There are reports that the bomber was on the way to an even more crowded spot at another target, and may have been deterred by police and detonated the bomb “out of fear”.
The device reportedly went off in front of a kebab restaurant and the local governor’s office.
On Thursday and Friday Germany temporarily closed its embassy in Ankara, and its consulate and a German school in Istanbul, after the government said it had received intelligence about a potential attack.
Reports say a broadcast ban has been imposed on Turkish media reporting anything other than official accounts of the bombing, in line with restrictions brought in by President Erdogan’s government.
Turkey has been hit by a rising tide of violence in recent months.
Last Sunday (March 13) a car bomb in the centre of the Turkish capital Ankara killed 37 people. The attack was later claimed by the TAK, an offshoot of the PKK.
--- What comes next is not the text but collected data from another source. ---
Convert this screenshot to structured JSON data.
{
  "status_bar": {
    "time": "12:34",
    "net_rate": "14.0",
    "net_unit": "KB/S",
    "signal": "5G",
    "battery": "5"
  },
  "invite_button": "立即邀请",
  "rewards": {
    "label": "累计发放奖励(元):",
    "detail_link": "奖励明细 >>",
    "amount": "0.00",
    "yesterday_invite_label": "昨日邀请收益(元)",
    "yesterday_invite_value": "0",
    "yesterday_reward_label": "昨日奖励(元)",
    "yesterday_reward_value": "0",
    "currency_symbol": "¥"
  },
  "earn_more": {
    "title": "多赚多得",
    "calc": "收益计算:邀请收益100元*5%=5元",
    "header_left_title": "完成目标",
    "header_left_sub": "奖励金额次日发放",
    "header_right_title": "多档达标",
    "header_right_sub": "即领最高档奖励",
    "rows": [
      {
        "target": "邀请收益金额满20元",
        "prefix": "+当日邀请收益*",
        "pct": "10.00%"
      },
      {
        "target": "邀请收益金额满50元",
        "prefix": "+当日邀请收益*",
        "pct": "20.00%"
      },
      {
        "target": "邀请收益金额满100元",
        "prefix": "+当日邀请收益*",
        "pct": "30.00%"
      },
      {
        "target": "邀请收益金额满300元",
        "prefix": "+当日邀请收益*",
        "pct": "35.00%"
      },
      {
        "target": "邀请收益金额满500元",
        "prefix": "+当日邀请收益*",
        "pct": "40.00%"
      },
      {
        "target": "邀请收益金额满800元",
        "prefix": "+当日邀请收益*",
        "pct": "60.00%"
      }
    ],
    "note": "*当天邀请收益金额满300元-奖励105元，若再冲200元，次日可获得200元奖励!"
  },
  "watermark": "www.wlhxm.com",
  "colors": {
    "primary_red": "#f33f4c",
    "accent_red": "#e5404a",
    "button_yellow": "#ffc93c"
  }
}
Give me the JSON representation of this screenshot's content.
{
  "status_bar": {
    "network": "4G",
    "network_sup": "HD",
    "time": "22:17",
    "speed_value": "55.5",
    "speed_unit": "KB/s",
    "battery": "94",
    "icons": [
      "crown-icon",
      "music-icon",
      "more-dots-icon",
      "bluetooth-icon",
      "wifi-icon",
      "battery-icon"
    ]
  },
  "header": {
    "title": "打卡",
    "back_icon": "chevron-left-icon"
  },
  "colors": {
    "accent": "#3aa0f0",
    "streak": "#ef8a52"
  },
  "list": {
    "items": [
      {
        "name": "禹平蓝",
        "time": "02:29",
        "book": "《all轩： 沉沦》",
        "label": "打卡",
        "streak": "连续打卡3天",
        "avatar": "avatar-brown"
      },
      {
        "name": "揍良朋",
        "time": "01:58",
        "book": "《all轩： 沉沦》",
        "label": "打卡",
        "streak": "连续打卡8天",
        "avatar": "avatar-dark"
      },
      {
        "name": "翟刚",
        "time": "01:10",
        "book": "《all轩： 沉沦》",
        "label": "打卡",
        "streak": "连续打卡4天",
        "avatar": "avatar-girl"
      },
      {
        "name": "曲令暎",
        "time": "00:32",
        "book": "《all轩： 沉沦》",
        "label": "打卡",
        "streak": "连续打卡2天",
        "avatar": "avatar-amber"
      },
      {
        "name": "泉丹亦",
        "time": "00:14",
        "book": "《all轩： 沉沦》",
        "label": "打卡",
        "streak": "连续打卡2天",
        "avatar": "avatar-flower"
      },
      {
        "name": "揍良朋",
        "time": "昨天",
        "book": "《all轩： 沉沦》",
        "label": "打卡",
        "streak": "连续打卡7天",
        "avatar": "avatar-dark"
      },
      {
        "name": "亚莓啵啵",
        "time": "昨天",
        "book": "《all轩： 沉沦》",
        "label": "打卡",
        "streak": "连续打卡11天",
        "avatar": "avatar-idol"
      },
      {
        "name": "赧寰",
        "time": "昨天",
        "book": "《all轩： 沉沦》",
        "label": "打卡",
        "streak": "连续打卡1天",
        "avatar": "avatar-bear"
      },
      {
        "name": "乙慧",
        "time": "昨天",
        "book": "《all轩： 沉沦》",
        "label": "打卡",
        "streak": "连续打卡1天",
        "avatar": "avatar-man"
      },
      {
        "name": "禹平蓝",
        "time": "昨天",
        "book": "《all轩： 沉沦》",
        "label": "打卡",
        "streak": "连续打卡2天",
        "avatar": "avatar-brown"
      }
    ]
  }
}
Last month 28 people were killed and dozens wounded in an attack on a military convoy in Ankara. In October more than 100 people were killed in a double-suicide bombing at a Kurdish peace rally in the Turkish capital.
Turkey has been fighting a security threat on several fronts. The authorities have been battling Kurdish militants mainly in the southeast of the country since the collapse of a ceasefire last July. Meanwhile several attacks have been blamed on the self-proclaimed Islamic State, operating from its base in neighbouring Syria. Turkey is part of the US-led coalition against ISIL and a Turkish airbase is used for raids on Iraq and Syria.
The Turkish military has said that its air force carried out strikes against PKK bases in northern Iraq on Friday and in the early hours of Saturday – before the Istanbul bombing.